During the course of a great telephone conversation with a migraine headache patient from San Diego last week, it once again became evident to me that there is a misunderstanding of the differences in nerve blocks and Botoxinjections done by surgeons vs other medical professionals when it comes to the treatment of Migraine Headaches and Occipital Neuralgia. The differences can be broken down into three different categories:
Why the injections are performed…
What is injected….
Where it is injected…
Let’s talk about all three.
First let’s address the WHY. When I inject a patient for a workup for migraine surgery, I am doing that with the intent to numb the nerve in question for a short period of time. It is a DIAGNOSTIC injection, meaning that the purpose of the injection is not to provide long term relief. It is instead to see if numbing a specific nerve decreases the pain of the patient’s migraine headache. If the injection works and does decrease the migraine pain, then that is an indication that surgery on that nerve will likely provide long term relief. This is in contrast to a THERAPEUTIC injection done by neurologists or pain management doctors. The purposes of these injections are not to demonstrate that the nerve is the cause of the headache, but instead to decrease inflammation of the tissues around the nerve in the hopes that this will result in less nerve aggravation and less migraine pain.
This leads to the next difference which is WHAT is injected. My DIAGNOSTIC injections are a combination of short and medium term anesthetics. These drugs are meant to numb the nerve within five minutes and have an effect last for about four hours. If the nerve responds as expected, the patient’s headache pain decreases almost immediately and this relief lasts for four hours. Patients who experience this effect should have an excellent response to surgery. When neurologists and pain physicians perform nerve blocks, the main ingredient used is often a steroid, mixed with some short term anesthetic. The purpose here is to have the steroid decrease inflammation in and particularly around the nerve. If the steroid works, inflammation can be controlled for weeks to a few months and this may have a beneficial effect on improving the migraine headache pain. Patients who respond to this treatment are also likely to benefit from surgery, BUT PATIENTS WHO DO NOT RESPOND TO STEROID INJECTIONS MAY STILL VERY LIKELY BE SURGICAL CANDIDATES. Steroid injections are not diagnostic and so they are not a substitute for our DIAGNOSTIC injections.
Now it is also a bit confusing because both surgeons as well as neurologists and pain management physicians sometimes inject Botox. Botox is a muscle relaxer, and the purpose of Botox is not to numb the nerve but to relax the tissue around the nerve, decreasing pressure on the affected nerve in the hopes that this ‘medical decompression” will mimic the decompression we do with surgery. If this works, it will decrease the nerve irritation that causes the migraine headache. When done by a neurologist or pain doctor, Botox is most often injected all around the head and neck of a migraine patient. This “shotgun” approach is done in the hopes that one of these injections affects an area around a nerve that contributes to the patient’s migraine headache, and this often does work. Often, however, it does not work, but here again A BOTOX INJECTION BY A NON-SURGEON DOES NOT MEAN THAT A MIGRAINE PATIENT WILL NOT RESPOND TO BOTOX WHEN A SURGEON INJECTS IT.

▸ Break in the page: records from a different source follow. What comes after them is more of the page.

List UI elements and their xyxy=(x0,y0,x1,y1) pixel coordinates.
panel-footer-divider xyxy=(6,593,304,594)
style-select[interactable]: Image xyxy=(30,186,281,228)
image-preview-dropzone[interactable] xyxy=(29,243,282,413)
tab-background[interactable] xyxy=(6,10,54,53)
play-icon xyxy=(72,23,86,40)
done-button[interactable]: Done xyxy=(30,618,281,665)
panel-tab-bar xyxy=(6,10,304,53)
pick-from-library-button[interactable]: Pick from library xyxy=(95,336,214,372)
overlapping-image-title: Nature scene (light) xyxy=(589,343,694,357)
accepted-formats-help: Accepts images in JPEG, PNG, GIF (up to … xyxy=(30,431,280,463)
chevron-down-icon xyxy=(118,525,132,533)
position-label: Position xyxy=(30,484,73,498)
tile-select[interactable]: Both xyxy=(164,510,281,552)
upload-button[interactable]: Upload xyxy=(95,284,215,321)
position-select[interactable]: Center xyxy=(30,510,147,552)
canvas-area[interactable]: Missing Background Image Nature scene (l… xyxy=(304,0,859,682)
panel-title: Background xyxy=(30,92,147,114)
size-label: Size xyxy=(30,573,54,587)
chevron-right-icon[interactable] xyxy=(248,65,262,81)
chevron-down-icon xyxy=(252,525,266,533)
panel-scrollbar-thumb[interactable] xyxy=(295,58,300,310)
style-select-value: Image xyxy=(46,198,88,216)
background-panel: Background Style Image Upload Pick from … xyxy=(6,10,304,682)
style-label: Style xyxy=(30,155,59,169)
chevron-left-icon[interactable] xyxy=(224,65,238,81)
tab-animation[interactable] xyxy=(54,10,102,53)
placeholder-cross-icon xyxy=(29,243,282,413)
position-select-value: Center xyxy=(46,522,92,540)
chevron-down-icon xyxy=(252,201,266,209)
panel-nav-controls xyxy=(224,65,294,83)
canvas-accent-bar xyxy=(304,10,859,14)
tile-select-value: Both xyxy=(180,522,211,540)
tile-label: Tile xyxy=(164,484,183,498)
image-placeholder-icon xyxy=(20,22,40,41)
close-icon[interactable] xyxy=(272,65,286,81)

There is a significant difference in my Botox injections, which leads us to the WHERE issue in the discussion. When I inject botox I do so in a very directed fashion, only around the nerves suspected to be instrumental in producing the migraine pain. By first doing a DIAGNOSTIC nerve block as discussed two paragraphs above, we can map out which nerves are the culprit in causing the migraine pain. By then applying Botox around those nerves, we can relax the tissue around the nerves in order to provide decompression that lasts for up to several months. Because surgeons such as myself have actually seen these nerves in surgery, we have a detailed understanding on where to find them and how to direct our Botox injections to the right spots. This is why injections by a migraine surgeon can work even when previous injections by other practitioners did not.
There is much more to discuss with respect to diagnostic injections, therapeutic Botox injections, and their relationship to surgery and more permanent results. That is a lot of what we do in consultations, and I spent an hour on the phone with last week’s migraine headache patient from San Diego discussing these very things. She has has had many injections by several different non-surgeons, and some of them worked though most of them did not. This is likely because the doctors doing the injections hit the right spot once or twice, but without the directed targeting that we do as surgeons, they missed the right spot the other times. This particular patient is very likely an excellent surgical candidate, and though she lives about 5 hours away, I’m looking forward to seeing her at her consultation visit so we can prove that relief from her migraine pain is likely obtainable.